Genesis postpones withdrawals (8:00am)
Crypto broker Genesis is halting redemptions and new loans in its lending business after facing what it described as “abnormal withdrawal requests” in the wake of the FTX crash.
The withdrawal requests exceeded current liquidity at Genesis Global Capital, its lending arm, according to interim CEO Derar Islim. Genesis has hired consultants to explore all possible options, including raising new financing, and will submit a plan for its credit business next week, Islim said.
Temasek takes a hit (6:45)
Temasek invested between $200 million and $300 million in FTX before it collapsed, according to people familiar with the matter.
Temasek is now preparing to write off the entire amount, said one of the people, who asked not to be named as the matter was private. Another backer, Sequoia Capital, wrote down the entire value of its $214 million bet on the stock exchange, but a person with knowledge of the situation said SoftBank Group Corp. expects a loss of about $100 million on its investment.
FTX Hacker’s Haul (18:05 HK)
The hacker who hacked Sam Bankman-Fried who crashed crypto exchange FTX is now one of the world’s largest holders of the token Ether.
A wallet linked to the exploit exchanged about $49 million of stablecoins — mostly Dai — for Ether on Tuesday, security experts PeckShield said.
A wallet on FTX was drained of over $663 million in tokens, with $477 million of that suspected to have been stolen and the rest moved to secure storage by FTX, according to blockchain expert Elliptic.
Novogratz warns the worst may be yet to come (18:00 HK)
Mike Novogratz said that the worst of the crypto crisis following the collapse of the FTX exchange may yet unfold. Galaxy, the crypto-financial services company founded by Novogratz, last week disclosed $76.8 million in risk to FTX.com
Novogratz spoke at a conference on Wednesday alongside Binance Holdings Ltd. CEO Changpeng ‘CZ’ Zhao. Binance’s CEO said he’s seeing strong investor interest in a crypto industry recovery fund he plans to launch to help otherwise strong projects facing liquidity crunches.

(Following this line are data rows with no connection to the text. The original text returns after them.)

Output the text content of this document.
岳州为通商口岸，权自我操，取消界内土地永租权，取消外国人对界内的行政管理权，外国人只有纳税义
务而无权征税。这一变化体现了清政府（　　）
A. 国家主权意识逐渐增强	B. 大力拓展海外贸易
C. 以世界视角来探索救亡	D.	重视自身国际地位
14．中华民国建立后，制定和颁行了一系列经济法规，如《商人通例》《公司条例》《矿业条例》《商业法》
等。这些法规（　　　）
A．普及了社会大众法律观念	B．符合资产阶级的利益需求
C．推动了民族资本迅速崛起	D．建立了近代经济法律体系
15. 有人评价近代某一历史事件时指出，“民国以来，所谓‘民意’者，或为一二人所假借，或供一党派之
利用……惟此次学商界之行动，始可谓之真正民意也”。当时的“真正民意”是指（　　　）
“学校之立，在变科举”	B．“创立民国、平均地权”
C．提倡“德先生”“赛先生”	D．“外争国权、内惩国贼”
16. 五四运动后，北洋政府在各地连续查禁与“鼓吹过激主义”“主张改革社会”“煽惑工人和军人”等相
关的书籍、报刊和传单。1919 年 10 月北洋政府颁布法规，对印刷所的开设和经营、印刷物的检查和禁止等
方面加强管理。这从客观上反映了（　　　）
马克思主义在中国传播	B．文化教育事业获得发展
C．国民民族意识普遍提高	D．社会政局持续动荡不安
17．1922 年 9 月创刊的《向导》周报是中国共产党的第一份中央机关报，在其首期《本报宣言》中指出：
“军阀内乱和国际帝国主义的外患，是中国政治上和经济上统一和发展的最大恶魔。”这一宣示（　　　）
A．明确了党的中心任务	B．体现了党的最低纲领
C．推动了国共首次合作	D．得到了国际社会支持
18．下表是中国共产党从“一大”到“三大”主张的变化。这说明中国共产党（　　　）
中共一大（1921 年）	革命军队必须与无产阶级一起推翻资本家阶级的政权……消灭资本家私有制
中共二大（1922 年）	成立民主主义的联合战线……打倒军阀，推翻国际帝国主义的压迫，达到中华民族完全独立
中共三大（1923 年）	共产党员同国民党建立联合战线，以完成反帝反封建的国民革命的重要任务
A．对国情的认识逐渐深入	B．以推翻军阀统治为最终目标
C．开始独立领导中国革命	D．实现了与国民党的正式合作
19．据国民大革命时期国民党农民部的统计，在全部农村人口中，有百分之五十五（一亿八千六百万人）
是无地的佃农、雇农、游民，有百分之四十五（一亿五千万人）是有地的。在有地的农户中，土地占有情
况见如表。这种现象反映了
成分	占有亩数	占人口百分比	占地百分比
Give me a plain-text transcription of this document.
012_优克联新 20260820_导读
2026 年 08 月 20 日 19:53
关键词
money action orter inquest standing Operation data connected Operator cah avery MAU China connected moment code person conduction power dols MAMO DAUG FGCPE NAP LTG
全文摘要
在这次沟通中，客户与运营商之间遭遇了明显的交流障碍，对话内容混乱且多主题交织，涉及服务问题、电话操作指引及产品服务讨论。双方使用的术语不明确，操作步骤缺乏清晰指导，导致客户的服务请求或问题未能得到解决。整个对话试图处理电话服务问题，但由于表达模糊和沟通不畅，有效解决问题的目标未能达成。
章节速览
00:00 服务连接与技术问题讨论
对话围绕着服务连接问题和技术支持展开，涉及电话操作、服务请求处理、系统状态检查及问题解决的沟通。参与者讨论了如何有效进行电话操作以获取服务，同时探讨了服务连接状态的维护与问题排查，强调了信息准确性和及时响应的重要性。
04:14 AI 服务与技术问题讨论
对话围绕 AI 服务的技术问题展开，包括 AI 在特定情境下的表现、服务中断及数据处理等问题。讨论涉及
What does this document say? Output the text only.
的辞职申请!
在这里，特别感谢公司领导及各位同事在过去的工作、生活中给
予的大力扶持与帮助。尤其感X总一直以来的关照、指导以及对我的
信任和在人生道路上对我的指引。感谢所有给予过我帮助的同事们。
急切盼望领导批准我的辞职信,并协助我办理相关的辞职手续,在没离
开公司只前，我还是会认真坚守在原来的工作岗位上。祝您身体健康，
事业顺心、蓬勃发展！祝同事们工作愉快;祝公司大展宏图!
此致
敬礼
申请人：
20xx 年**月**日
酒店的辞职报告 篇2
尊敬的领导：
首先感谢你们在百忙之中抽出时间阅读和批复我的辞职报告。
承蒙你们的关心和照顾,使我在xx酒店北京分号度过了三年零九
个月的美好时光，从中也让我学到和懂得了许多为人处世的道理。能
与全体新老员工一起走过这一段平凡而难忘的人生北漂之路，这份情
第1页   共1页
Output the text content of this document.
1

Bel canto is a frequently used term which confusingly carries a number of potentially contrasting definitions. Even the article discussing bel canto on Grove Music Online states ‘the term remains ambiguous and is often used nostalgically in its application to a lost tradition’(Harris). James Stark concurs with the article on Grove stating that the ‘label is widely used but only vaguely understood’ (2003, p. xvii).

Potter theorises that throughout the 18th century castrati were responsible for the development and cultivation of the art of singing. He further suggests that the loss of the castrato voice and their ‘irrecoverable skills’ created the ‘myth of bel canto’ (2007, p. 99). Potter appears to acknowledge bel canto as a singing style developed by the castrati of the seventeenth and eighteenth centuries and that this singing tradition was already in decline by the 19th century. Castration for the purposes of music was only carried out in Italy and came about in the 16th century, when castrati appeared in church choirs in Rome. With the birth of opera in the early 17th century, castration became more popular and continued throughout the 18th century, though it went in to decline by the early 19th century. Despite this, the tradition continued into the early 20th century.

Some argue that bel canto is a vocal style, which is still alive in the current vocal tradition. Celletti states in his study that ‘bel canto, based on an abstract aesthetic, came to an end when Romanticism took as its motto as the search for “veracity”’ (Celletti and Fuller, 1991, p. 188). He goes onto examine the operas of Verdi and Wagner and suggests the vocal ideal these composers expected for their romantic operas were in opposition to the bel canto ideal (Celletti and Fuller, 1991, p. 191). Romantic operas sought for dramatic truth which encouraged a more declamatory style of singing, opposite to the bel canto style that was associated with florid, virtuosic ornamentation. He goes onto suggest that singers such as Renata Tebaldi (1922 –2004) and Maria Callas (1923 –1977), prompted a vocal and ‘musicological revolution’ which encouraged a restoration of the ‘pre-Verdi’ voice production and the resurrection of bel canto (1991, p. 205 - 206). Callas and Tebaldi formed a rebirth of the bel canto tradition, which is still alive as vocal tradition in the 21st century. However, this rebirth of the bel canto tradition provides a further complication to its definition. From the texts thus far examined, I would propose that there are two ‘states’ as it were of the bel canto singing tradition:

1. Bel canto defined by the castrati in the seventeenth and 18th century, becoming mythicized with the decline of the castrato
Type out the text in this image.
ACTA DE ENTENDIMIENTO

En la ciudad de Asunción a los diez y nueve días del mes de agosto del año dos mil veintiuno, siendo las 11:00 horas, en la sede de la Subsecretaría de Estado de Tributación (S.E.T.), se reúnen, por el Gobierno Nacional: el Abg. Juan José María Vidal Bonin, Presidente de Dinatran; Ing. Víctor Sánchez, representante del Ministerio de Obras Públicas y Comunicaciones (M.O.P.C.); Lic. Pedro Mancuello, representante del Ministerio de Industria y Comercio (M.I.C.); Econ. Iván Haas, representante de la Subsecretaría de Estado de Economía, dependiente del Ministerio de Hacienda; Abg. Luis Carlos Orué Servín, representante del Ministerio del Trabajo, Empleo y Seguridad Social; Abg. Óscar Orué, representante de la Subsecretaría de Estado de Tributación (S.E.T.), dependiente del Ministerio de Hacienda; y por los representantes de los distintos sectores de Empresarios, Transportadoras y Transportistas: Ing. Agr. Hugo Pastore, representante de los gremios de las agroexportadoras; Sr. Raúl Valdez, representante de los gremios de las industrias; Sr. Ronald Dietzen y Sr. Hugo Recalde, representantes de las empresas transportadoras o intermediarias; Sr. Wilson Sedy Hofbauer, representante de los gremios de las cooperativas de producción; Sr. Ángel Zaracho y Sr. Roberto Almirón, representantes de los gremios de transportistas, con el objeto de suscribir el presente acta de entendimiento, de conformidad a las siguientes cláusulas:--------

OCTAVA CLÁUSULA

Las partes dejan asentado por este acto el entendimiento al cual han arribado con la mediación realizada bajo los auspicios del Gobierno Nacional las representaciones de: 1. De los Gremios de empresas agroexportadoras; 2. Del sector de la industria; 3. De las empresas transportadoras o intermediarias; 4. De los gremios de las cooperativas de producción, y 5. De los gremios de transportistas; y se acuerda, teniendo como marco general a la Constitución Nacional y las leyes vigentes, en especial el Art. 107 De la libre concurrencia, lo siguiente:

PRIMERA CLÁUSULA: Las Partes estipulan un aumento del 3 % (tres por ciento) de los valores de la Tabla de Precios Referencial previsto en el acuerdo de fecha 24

Crypto Exchange AAX Needs Capital (17:55 HK)
Resuming operations at cryptocurrency exchange AAX depends on whether it can raise funds, the company said. Hong Kong-based AAX suspended withdrawals on Monday due to a flaw in its system update.
“If AAX is unable to secure financing to enable us to resume operations, AAX is committed to taking legal action to secure and secure the distribution of assets,” the company said.
Most Bitcoin Retail Buyers Lost (14:20 HK)
A study of how retail investors use cryptocurrency exchange programs suggests that about three-quarters have lost money on Bitcoin, according to the Bank for International Settlements.
Data spanning 95 countries from 2015 to 2022 indicates that the vast majority of app downloads occurred when the price of Bitcoin was above $20,000, the Basel, Switzerland-based BIS working paper said.
The world’s largest token has tumbled over 70% from a record high about a year ago, pressured by rapid monetary tightening and a series of massive cryptocurrencies, most recently FTX.
FTX Digital Markets records for Chapter 15 (noon HK)
FTX Digital Markets Ltd based in the Bahamas. has filed a Chapter 15 petition for recognition of a foreign proceeding in the Southern District of New York, according to a filing on the court’s website.
It is a subsidiary of FTX Trading Ltd., which filed for Chapter 11 bankruptcy on Nov. 11.
–With assistance from Amanda Fung, Sidhartha Shukla and Suvashree Ghosh.